A collection of task oriented solutions in Puppet

 

Download a file from a website

Challenge

You want to fetch files from a website (with wget)

Solution

Install a Puppetforge module -

# install the module and its dependencies
$ sudo /opt/puppetlabs/bin/puppet module install maestrodev-wget

...
Notice: Installing -- do not interrupt ...
/etc/puppetlabs/code/environments/production/modules
 - maestrodev-wget (v1.7.3)
...

and use wget to fetch a file:

class fetch_file {

  include ::wget

  wget::fetch { 'https://www.unixdaemon.net/index.xml':
    destination => '/tmp/unixdaemon-feed.xml',
    timeout     => 15,
    verbose     => true,
  }

}
# run puppet
...
Notice: /Stage[main]/Fetch_file/Wget::Fetch[https://www.unixdaemon.net/index.xml]
  /Exec[wget-https://www.unixdaemon.net/index.xml]/returns: executed successfull
...

$ ls -alh /tmp/unixdaemon-feed.xml
-rw-r--r--. 1 root root 79K Jun  2 15:59 /tmp/unixdaemon-feed.xml

Explanation

Sometimes, despite all the other tools and processes available, you just need to fetch a file from a website and put it on the local machine. While it's not the recommended way to manage things it's always nice to have it available as an option. In this example we'll use the wget puppet wrapper to download the file for us.
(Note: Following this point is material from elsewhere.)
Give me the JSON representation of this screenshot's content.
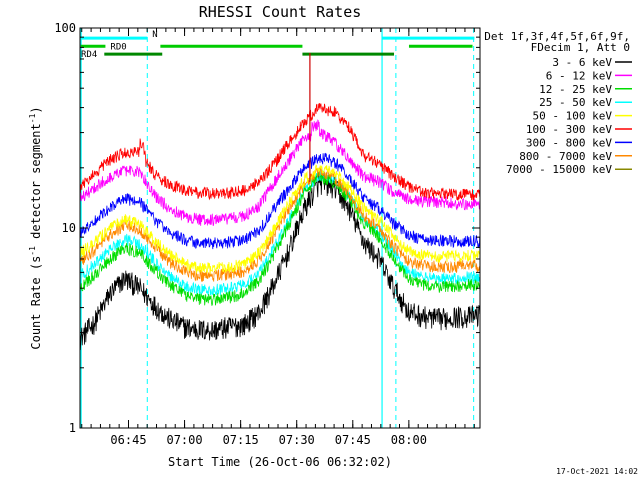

First, install the Puppetforge module:

# install the module and its dependencies
$ sudo /opt/puppetlabs/bin/puppet module install maestrodev-wget

...
Notice: Installing -- do not interrupt ...
/etc/puppetlabs/code/environments/production/modules
 - maestrodev-wget (v1.7.3)
...

Once you have the module you can download the file using it:

class fetch_file {

  include ::wget

  wget::fetch { 'https://www.unixdaemon.net/index.xml':
    destination => '/tmp/unixdaemon-feed.xml',
    timeout     => 15,
    verbose     => true,
  }

}
# run puppet
...
Notice: /Stage[main]/Fetch_file/Wget::Fetch[https://www.unixdaemon.net/index.xml]
  /Exec[wget-https://www.unixdaemon.net/index.xml]/returns: executed successfull
...

$ ls -alh /tmp/unixdaemon-feed.xml
-rw-r--r--. 1 root root 79K Jun  2 15:59 /tmp/unixdaemon-feed.xml

There are a few other use cases documented in the README that are worth understanding; especially local caching to ensure you're not constantly fetching the file just to discard it if it hasn't changed. One that provides a big benefit with very little effort is better resource naming. By specifying the URL in a source parameter you can put an actual descriptive name as the resource title, and then hopefully find the logs much easier to read.

class fetch_named_file {

  include ::wget

  wget::fetch { 'unixdaemon index file'
    source      => 'https://www.unixdaemon.net/index.xml',
    destination => '/tmp/unixdaemon-feed.xml',
    timeout     => 15,
  }

}

I also think you should always specify a timeout on all wget resources.

class resource_default {

  include ::wget

  Wget::Fetch {
    timeout => 15,
  }

}

Without being too judgemental I feel I should note a few things about using this approach in your Puppet code base. At the very least you should use the modules caching functionality to ensure your runs don't slow down while you constantly re-fetch the resource. There's also the lack of crypto support for the files, even those behind a username and password, to ensure they're what you expected. In general cases you'd be much better to either check the files into the puppet master, or even better, fpm package them and deploy the files via your normal package manager and enjoy all the benefits, checksum verification, file tracking etc. that ensue.